Airbnb Horror Story Points to Need for Precautions(mobile.nytimes.com) |
Airbnb Horror Story Points to Need for Precautions(mobile.nytimes.com) |
Does it? AirBnB doesn't have duties to guests because they're just a transaction middelman. Hotels are liable for the safety of their guests, but they also have control over the premises they rent, which AirBnB does not.
Of the various criticisms against AirBnB, this is the least sympathetic one in my opinion (the tragedy of Mr. Lopez's individual situation aside). When you rent off AirBnB, you're renting from some random stranger, with all the attendant risks. You're not renting from a company that bears liability for your well being. That's just the nature of the transaction.

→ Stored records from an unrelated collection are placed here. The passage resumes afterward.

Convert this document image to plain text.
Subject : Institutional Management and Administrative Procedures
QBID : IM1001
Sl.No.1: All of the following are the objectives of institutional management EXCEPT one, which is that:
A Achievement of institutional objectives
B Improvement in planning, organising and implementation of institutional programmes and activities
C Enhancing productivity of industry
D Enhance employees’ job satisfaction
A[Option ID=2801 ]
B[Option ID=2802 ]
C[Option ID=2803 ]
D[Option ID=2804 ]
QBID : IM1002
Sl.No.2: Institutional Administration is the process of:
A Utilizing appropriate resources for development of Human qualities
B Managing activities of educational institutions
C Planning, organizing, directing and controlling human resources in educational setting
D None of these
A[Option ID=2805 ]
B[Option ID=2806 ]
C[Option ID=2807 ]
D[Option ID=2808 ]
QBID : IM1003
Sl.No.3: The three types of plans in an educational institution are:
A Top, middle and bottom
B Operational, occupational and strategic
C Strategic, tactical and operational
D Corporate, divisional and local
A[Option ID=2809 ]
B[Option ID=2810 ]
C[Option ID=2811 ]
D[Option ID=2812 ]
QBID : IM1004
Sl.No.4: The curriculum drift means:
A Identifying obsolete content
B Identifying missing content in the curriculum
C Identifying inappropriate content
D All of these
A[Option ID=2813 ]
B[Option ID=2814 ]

Anyway, sadly (and obviously) this submission has been flagged, would be better to carry discussion to a lessly-YC controlled platform: https://www.reddit.com/r/TrueReddit/comments/3h7ivz/airbnb_h...
It's time you supplied some evidence (which you won't, because we don't do the things you say), or dropped this. Repeating the same falsehood ad nauseum is not legit.
The only thing that happened to the present post is that users flagged it, presumably because it was an obvious duplicate. We didn't see the post until a few minutes ago, and the only moderation we did was unkill it so discussion can continue. That's standard practice.
As far as full apartments go, I'd seriously like to meet one AirBnB host in Japan or China (the main places I've used it) who aren't part of AirBnB based businesses, just 1 person who is actually sharing their home while they're away for a bit, or whatever AirBnB claims it's all about.
This is the giant elephant in the room about AirBnB, and I doubt they're ever going to discuss it publicly.
Japan on another hand, might be doing a better job welcoming guest to stay over their own home. I wouldn't know though.
Every time? That's very much an exaggeration! Secondly, if you read my comment you'll see I did not accuse YC of flagging the story, I was myself thinking it was user flags (though, when one considers that flagging privileges are sometimes revoked... and only "good" users are left to flag, userflag starts to seem very much like a YC-flag - but that's a story for another day). Anyway, I do think I didn't choose my words very carefully, there's arguably some connotation of YC being `directly` involved in flagging in my comment, that was unintended.
Your oft-repeated claim/insinuation/smear that we censor anti-YC stories isn't true, nor fair, nor even reasonable, since to run HN that way would be stupid and the whole thing would have fallen apart years ago.
It's also mean—you have no idea how hard we work to make sure that stuff like that doesn't happen.
And in this case it was lazy as well: https://hn.algolia.com/?query=airbnb%20horror%20story&sort=b....
That's just not true though. Huge governments have survived through propaganda, brainwashing, etc. (not necessarily accusing YC of doing that, just making a point). Forums can persist in any direction you want if they're carefully and meticulously managed, one can partake in rampant banning, censoring, etc. and it'll all still be fine, it happens everywhere all the time.
Yes it fucking has.
https://news.ycombinator.com/item?id=10064782
This version uses a mobile link. The previous version includes a bunch of URLcruft.
In fact:
https://news.ycombinator.com/item?id=10064782
https://news.ycombinator.com/item?id=10063756
https://news.ycombinator.com/item?id=10063612
https://news.ycombinator.com/item?id=10063555
It has had repeated submissions, and one previous submission has over 60 comments. It's probably being flagged as a dupe.
EDIT: Also, NYT has a paywall and some people auto-flag any NYT submission.
I wish you hadn't escalated this to usage of profanities, but it's all good.